The first question to ask is: was this adverse reaction foreseen? Either possible answer to that question is discouraging. If it wasn’t, what does that say about how well those who sponsored the video understand those to whom they will now need to be in extended and respectful dialogue via the Living in Love and Faith (LLF) process (assuming they engage in it)? It would not be enough to reply that the video was addressed exclusively to evangelicals who could mostly (though far from unanimously) be expected to sympathise with it. Such an output is guaranteed to attract wider attention, especially when landing right at the heart of the explosive controversy over SSR currently wracking the Church of England. It even got a mention in The Guardian. But if the reaction was foreseen, what are we to make of such a willingness by the most representative body of evangelical Anglicans in England to occasion such pain and anger among their fellow Anglicans – at any time, but, especially, just at the start of a process which will demand enormous reserves of mutual charity and forbearance from all sides if it is to succeed?
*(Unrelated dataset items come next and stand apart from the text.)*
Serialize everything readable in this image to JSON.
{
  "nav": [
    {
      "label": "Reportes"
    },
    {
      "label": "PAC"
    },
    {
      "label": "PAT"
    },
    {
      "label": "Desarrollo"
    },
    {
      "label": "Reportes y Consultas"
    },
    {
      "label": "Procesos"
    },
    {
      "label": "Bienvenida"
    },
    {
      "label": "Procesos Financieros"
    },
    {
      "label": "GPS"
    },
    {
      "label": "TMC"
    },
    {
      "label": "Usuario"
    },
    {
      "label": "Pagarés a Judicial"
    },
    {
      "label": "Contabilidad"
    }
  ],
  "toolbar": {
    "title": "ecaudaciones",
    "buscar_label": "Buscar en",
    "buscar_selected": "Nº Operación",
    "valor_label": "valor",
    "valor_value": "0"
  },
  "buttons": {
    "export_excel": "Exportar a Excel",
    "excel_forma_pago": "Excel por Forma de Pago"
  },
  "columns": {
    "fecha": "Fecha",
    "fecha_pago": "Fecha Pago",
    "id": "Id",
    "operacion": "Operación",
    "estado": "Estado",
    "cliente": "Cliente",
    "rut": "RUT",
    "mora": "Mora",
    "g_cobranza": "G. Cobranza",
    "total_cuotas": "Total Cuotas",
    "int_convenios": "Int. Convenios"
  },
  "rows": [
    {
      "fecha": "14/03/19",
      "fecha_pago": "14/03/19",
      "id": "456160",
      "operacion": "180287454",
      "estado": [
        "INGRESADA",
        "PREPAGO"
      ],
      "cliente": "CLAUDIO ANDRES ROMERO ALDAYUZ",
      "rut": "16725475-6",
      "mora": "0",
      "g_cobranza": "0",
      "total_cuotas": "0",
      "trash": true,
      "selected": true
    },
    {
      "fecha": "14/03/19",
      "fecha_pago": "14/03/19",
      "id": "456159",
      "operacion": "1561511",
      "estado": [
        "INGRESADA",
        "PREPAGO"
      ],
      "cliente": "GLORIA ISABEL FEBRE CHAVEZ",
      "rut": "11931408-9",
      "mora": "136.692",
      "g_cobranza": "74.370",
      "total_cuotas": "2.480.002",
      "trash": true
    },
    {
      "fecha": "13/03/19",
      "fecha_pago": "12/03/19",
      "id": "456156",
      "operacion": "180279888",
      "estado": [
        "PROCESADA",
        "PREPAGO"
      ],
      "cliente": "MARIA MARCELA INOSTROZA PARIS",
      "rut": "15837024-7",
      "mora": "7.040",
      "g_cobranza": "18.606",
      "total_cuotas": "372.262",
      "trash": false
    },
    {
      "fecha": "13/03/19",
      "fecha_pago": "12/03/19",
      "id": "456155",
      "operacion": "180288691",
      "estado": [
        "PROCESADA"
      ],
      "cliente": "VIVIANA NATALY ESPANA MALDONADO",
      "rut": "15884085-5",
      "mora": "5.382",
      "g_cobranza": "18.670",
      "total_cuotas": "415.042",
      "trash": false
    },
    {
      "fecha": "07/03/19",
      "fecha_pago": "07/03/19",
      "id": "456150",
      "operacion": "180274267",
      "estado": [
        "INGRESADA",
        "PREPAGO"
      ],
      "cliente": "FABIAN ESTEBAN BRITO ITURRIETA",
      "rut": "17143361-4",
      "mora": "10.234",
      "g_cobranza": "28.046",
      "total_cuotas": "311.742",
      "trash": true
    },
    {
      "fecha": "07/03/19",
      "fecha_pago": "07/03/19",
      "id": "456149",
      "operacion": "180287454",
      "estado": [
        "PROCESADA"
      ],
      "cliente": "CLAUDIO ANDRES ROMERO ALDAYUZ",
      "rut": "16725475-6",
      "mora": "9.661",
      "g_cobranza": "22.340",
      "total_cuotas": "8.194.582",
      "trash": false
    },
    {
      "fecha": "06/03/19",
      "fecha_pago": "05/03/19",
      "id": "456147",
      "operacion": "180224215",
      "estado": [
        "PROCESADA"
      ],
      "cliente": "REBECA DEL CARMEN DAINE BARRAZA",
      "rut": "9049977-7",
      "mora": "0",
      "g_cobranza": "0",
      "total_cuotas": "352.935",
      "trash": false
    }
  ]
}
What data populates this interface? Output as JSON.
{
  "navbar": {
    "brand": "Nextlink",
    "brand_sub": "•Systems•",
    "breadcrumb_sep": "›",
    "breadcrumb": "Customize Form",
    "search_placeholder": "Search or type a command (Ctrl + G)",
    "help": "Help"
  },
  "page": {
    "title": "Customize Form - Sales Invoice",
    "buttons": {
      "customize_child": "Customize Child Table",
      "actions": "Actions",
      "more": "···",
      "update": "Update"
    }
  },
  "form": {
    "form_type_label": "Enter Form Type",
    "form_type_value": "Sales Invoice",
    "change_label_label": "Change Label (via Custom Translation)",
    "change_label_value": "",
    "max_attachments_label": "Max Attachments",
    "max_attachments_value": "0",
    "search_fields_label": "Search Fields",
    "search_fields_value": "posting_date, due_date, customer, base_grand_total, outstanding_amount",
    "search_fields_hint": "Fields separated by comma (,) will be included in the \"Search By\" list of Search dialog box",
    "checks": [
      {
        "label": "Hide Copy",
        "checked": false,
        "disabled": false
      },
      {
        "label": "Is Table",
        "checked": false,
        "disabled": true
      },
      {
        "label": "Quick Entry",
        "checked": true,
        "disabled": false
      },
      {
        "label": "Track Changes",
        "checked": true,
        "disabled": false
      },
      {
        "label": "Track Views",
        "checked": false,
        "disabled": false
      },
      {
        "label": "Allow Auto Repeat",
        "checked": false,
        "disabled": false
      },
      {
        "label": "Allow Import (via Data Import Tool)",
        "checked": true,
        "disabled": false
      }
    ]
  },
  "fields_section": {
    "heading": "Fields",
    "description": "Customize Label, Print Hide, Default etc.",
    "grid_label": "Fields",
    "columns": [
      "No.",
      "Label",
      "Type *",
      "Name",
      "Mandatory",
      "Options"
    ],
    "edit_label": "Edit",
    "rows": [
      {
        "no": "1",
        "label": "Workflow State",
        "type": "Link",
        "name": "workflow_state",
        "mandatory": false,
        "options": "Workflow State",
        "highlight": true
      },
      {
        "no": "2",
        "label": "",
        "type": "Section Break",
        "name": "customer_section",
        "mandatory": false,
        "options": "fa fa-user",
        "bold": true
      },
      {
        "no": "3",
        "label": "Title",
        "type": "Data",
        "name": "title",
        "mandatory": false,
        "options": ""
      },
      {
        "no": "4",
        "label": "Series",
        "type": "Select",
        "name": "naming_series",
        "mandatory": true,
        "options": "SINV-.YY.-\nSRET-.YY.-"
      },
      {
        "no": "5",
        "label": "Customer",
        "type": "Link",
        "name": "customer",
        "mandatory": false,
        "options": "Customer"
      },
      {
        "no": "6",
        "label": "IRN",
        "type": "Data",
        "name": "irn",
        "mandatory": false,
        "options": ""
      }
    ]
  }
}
The timing of the video is hard to fathom. Appearing days after the long-awaited LLF launch, it can only have appeared as an aggressive shot across the bow of the whole LLF process at the very moment it was heading seawards. Whatever the subjective intentions of CEEC, this had to be the case, notwithstanding the good intentions and warm smiles of the various presenters. It was bound to be seen as a pre-emptive strike, delivered before most people had even begun to take stock of the enormously large volume of LLF materials waiting to be downloaded to their laptops. I gather that the video had been long in the making. But that only makes the timing more bewildering: why launch what anyone with any sensitive understanding of the fraught terrain of this debate could have known would be an incendiary intervention, just when it was so likely to cause damage to an already fragile trust between different protagonists?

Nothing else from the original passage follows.